What are the best instruction sequences to generate vector constants on the fly?

Question

All-zero: pxor xmm0,xmm0 (or xorps xmm0,xmm0, one instruction-byte shorter.) There isn’t much difference on modern CPUs, but on Nehalem (before xor-zero elimination), the xorps uop could only run on port 5. I think that’s why compilers favour pxor-zeroing even for registers that will be used with FP instructions.

All-ones: pcmpeqw xmm0,xmm0. This is the usual starting point for generating other constants, because (like pxor) it breaks the dependency on the previous value of the register (except on old CPUs like K10 and pre-Core2 P6).

There’s no advantage to the W version over the byte or dword element size versions of pcmpeq on any CPU in Agner Fog’s instruction tables, but pcmpeqQ takes an extra byte, is slower on Silvermont, and requires SSE4.1.

SO doesn’t really have table formatting, so I’m just going to list additions to Agner Fog’s table 13.10, rather than an improved version. Sorry. Maybe if this answer becomes popular, I’ll use an ascii-art table-generator, but hopefully improvements will be rolled into future versions of the guide.

The main difficulty is 8-bit vectors, because there’s no `PSLLB`

Agner Fog’s table generates vectors of 16-bit elements and uses packuswb to work around this. For example, pcmpeqw xmm0,xmm0 / psrlw xmm0,15 / psllw xmm0,1 / packuswb xmm0,xmm0 generates a vector where every byte is 2. (This pattern of shifts, with different counts, is the main way to produce most constants for wider vectors). There is a better way:

paddb xmm0,xmm0 (SSE2) works as a left-shift by one with byte granularity, so a vector of -2 bytes can be generated with only two instructions (pcmpeqw / paddb). paddw/d/q as a left-shift-by-one for other element sizes saves one byte of machine code compared to shifts, and can generally run on more ports than a shift-imm.

pabsb xmm0,xmm0 (SSSE3) turns a vector of all-ones (-1) into a vector of 1 bytes, and is non-destructive so you still have the set1(-1) vector.

(You sometimes don’t need set1(1). You can add 1 to every element by subtracting -1 with psubb instead.)

We can generate 2 bytes with pcmpeqw / paddb / pabsb. (Order of add vs. abs doesn’t matter). pabs doesn’t need an imm8, but only saves code bytes for other element widths vs. right shifting when both require a 3-byte VEX prefix. This only happens when the source register is xmm8-15. (vpabsb/w/d always requires a 3-byte VEX prefix for VEX.128.66.0F38.WIG, but vpsrlw dest,src,imm can otherwise use a 2-byte VEX prefix for its VEX.NDD.128.66.0F.WIG).

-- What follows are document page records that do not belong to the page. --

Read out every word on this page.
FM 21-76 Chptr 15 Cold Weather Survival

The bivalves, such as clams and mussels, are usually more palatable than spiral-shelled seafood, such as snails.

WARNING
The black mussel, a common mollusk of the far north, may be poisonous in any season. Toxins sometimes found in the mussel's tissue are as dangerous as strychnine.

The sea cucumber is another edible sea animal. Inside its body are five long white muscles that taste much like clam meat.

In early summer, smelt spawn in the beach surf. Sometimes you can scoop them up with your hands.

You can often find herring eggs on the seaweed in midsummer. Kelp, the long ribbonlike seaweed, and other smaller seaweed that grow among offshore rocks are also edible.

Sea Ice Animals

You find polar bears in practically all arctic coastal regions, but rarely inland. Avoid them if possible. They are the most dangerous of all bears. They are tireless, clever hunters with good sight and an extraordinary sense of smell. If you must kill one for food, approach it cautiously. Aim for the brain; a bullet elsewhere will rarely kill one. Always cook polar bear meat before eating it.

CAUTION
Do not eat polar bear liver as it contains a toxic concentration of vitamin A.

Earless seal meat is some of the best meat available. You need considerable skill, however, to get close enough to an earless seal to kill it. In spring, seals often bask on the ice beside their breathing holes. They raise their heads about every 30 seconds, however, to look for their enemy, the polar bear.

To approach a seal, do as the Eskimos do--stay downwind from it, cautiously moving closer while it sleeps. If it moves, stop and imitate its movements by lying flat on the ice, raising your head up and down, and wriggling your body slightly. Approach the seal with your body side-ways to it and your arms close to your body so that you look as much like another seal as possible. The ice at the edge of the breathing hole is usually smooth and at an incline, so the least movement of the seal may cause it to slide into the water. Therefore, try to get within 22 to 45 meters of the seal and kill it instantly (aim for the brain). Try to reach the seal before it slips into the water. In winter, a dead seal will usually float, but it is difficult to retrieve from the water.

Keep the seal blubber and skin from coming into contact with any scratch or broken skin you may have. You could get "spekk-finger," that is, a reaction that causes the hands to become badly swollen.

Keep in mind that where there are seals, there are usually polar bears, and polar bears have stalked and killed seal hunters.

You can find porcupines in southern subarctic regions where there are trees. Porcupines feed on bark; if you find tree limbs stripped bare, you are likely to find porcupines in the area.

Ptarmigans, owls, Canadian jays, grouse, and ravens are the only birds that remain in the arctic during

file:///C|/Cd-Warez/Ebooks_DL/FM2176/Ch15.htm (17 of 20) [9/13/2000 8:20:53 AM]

We can actually save instructions in generating power-of-2 bytes like 4, too: pcmpeqw / pabsb / psllw xmm0, 2. All the bits that are shifted across byte boundaries by the word-shift are zero, thanks to pabsb. Obviously other shift counts can put the single set-bit at other locations, including the sign bit to generate a vector of -128 (0x80) bytes. Note that pabsb is non-destructive (the destination operand is write-only, and doesn’t need to be the same as the source to get the desired behaviour). You can keep the all-ones around as a constant, or as the start of generating another constant, or as a source operand for psubb (to increment by one).

A vector of 0x80 bytes can be also (see prev paragraph) be generated from anything that saturates to -128, using packsswb. e.g. if you already have a vector of 0xFF00 for something else, just copy it and use packsswb. Constants loaded from memory that happen to saturate correctly are potential targets for this.

A vector of 0x7f bytes can be generated with pcmpeqw / paddb xmm0,xmm0 / psrlw xmm0, 1. This is slightly better than pcmpeqw / psrlw xmm0, 9 / packuswb xmm0,xmm0, the usual trick of generating the value in each word and using packuswb. But PADDB can run on more ports than PACK on most CPUs.

pavgb (SSE2) against a zeroed register can right-shift by one, but only if the value is even. (It does unsigned dst = (dst+src+1)>>1 for rounding, with 9-bit internal precision for the temporary.) This doesn’t seem to be useful for constant-generation, though, because 0xff is odd: pxor xmm1,xmm1 / pcmpeqw xmm0,xmm0 / paddb xmm0,xmm0 / pavgb xmm0, xmm1 produces 0x7f bytes with one more insn than shift/pack. If a zeroed register is already needed for something else, though, paddb / pavgb does save one instruction byte.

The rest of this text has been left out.